Proposed pet crackdown confused animal welfare with animal rights

Read the original article by David Leyonhjelm at here.

There is an important distinction between animal welfare and animal rights. One is about treating animals humanely, because we are civilised people. The other is about assigning rights and protections to animals on comparable terms to humans.

The proposition that animals have rights leads to claims that we shouldn’t use animals for our own benefit. It means not eating them, not using their skins for shoes, not using them for recreational purposes such as riding, and not keeping them as pets. The organisation People for the Ethical Treatment of Animals makes no secret of this agenda; most other animal rights advocates are a little more coy about it.

Animal rights advocates deliberately blur the distinction between welfare and rights. For example, many calling for the cessation of all live exports of sheep, rather than proper regulation and the prosecution of individuals that mistreat sheep, believe that sheep have a right to not be slaughtered and eaten.

Now the NSW Department of Primary Industries has proposed new welfare standards for pet shops and breeders based on the assumption that the breeding and selling of pets is inherently immoral and should therefore be heavily regulated.

Fortunately the minister, Niall Blair, saw through this and ordered the process to start again with priority given to the welfare of pets rather than disapproval of keeping them. Hopefully the focus will be on owners who mistreat or abandon pets, rather than on imposing unwarranted red tape on pet owners who breed their pets as a hobby or pet shop owners and professional breeders.
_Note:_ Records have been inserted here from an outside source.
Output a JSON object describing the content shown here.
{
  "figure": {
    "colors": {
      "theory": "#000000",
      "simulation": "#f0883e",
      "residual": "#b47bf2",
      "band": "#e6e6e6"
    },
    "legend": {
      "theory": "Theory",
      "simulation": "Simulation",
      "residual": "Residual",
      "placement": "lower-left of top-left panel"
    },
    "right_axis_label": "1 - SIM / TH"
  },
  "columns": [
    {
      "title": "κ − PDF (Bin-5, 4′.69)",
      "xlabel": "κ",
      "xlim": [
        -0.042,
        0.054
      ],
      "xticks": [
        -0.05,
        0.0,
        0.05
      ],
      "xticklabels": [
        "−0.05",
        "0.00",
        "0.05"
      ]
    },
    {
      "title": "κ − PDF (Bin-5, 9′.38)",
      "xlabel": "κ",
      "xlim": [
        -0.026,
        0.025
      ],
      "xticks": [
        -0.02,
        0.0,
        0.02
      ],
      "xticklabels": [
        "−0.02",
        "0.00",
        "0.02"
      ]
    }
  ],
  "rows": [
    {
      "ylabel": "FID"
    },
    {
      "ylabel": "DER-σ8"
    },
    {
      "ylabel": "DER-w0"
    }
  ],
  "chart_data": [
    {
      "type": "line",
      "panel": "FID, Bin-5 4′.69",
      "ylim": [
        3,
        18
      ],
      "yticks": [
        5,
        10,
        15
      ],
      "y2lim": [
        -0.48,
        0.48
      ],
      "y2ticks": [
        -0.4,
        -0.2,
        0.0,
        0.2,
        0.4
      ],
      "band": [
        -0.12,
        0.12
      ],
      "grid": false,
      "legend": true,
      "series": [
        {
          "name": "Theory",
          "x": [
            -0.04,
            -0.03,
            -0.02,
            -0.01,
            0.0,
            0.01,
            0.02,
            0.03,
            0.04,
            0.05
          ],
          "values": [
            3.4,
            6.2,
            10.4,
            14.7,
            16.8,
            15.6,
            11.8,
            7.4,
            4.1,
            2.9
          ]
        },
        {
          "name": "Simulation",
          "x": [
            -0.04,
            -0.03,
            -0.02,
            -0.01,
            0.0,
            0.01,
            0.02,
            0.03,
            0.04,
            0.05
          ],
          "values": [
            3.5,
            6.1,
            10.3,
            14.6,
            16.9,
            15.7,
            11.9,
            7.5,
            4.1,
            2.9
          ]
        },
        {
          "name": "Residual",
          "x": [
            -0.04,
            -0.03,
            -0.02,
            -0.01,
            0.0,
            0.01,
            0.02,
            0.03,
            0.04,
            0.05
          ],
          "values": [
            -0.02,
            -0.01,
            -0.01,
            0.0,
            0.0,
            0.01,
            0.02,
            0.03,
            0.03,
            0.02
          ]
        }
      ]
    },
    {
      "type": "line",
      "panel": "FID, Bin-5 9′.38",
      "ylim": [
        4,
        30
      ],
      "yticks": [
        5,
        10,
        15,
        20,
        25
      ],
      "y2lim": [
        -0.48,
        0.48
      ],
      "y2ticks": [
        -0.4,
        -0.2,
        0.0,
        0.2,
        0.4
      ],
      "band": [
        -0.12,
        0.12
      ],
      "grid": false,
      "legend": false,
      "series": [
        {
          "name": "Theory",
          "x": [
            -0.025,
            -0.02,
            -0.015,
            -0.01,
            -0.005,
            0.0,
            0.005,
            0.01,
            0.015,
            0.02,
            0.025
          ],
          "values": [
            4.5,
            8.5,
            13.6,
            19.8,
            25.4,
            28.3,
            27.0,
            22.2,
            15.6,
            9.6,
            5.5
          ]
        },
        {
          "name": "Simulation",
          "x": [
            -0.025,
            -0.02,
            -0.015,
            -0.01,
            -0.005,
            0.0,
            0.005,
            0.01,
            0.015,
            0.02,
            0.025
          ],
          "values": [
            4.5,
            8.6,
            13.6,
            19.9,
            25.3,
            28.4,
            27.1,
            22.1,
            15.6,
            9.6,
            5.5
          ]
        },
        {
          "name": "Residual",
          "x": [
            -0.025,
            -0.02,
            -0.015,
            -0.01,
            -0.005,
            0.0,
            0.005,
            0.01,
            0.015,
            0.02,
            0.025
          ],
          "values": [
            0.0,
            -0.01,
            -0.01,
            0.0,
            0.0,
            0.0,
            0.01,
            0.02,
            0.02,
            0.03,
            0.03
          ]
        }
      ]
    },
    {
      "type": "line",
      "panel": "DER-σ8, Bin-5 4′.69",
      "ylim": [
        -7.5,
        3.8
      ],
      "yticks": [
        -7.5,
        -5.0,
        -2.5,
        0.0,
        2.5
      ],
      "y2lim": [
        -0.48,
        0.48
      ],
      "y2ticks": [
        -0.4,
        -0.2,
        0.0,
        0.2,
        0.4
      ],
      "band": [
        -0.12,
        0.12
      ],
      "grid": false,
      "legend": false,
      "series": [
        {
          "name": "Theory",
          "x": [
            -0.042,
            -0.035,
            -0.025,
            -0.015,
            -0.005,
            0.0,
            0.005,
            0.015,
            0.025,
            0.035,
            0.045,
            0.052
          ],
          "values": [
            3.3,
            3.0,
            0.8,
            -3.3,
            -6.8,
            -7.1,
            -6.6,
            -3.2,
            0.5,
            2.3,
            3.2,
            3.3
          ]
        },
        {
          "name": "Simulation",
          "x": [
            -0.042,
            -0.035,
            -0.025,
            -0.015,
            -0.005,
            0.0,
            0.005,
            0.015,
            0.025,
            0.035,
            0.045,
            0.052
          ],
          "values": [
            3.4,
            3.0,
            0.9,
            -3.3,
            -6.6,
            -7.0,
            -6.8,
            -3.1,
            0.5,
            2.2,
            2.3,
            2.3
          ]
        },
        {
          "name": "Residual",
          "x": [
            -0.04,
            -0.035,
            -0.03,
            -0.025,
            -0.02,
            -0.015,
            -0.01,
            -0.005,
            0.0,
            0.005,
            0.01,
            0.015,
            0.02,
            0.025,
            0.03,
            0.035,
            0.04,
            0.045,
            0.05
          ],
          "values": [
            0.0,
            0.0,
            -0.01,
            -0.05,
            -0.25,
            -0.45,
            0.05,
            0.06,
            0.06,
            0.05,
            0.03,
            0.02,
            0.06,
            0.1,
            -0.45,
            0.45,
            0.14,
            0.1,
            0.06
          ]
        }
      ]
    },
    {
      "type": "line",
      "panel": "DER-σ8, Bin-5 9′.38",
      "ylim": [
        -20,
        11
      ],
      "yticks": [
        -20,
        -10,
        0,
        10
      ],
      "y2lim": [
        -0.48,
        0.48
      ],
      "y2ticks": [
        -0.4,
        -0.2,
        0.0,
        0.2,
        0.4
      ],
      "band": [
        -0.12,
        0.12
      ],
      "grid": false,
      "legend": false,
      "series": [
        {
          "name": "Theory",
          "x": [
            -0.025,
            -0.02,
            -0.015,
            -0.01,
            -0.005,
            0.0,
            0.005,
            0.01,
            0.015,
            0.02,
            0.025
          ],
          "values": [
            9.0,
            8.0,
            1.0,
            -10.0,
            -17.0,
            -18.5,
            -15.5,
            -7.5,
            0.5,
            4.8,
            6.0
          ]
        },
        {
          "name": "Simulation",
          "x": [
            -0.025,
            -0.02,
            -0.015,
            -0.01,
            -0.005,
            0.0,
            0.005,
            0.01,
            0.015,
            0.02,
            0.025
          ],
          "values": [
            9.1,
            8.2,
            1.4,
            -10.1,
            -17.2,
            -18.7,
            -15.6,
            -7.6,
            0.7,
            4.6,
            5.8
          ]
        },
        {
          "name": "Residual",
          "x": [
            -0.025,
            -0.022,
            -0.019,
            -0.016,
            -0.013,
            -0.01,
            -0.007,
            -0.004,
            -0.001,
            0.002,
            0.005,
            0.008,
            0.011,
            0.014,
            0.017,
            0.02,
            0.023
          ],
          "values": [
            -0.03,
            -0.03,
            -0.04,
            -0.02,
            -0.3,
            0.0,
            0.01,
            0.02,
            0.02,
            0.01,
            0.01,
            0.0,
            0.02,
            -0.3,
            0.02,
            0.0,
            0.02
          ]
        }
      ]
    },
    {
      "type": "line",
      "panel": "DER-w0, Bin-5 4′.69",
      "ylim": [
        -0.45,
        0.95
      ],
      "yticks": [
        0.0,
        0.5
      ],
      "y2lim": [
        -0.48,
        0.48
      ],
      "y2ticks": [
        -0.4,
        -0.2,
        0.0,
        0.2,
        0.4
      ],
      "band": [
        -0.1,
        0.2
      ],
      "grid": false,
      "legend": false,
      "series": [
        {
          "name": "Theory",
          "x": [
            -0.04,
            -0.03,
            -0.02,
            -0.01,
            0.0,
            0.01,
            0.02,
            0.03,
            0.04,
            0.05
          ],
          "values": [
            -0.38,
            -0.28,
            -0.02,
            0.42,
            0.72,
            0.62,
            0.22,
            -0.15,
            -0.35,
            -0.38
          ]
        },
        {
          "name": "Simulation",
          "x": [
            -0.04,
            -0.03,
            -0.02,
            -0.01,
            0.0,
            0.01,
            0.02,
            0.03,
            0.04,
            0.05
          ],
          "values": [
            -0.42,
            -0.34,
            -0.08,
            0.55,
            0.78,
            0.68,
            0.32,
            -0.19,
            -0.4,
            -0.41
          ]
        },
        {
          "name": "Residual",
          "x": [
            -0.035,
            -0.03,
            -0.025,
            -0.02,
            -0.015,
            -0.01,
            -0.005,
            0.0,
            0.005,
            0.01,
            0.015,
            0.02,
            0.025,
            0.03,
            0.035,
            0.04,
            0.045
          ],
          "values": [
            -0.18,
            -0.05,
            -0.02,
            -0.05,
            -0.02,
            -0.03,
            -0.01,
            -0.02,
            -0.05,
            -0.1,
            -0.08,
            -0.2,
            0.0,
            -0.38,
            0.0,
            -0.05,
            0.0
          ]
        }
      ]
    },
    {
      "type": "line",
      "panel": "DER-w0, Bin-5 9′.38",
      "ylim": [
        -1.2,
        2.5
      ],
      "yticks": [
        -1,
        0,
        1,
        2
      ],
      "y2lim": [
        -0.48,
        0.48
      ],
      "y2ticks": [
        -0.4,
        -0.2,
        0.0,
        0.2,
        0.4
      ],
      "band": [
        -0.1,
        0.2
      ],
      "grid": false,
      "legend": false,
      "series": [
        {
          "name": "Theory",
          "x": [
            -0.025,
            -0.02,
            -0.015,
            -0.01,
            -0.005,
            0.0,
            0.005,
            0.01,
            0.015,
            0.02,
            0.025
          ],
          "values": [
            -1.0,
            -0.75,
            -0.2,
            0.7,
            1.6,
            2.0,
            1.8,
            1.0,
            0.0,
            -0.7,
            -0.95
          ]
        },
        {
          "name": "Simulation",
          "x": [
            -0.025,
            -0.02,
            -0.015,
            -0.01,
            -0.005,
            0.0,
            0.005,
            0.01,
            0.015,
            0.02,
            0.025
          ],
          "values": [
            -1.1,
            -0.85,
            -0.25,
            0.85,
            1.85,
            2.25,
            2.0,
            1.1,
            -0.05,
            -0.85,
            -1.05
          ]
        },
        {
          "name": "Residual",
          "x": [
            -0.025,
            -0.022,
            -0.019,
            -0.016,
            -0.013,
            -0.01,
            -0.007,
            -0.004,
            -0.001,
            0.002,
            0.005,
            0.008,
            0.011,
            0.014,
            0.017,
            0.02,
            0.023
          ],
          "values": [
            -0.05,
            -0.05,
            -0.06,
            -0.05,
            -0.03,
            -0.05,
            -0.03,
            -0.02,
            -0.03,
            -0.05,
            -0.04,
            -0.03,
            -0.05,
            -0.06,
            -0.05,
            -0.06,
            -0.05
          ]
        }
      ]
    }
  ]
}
Most people are not vegetarians, are happy to wear leather shoes, enjoy sport involving animals, and love their pets. As long as that remains the case, the animal rights advocates will always be a fringe group.

But we cannot afford complacency. Animal rights fanatics are like the Fabian socialists – they work by stealth, infiltrating institutions and transforming laws. We need to promote the benefits of pets.

The RSPCA, itself now infiltrated by animal rights advocates, points out that pet ownership has physical and psychological benefits. It refers to studies showing that pets improve cardiovascular health, lower cholesterol, increase physical activity, reduce visits to the doctor,and strengthen children’s immune systems. One study found that Australian ownership of cats and dogs saved about $3.86 billion in health expenditure over one year.

Pet owners also report less depression and can cope with grief, stress and loss better than non-pet owners. Among school children, pet owners are more popular, more empathetic, have higher self-esteem and are less lonely, restless, despairing or bored. Pets are also popular in hospitals and nursing homes to lift spirits.

Keeping native animals as pets would also be a sure way of ensuring they never become extinct.

It is important to know the difference between caring about the welfare of animals and assigning them rights. One demonstrates our superiority to animals; the other suggests we are no better than them.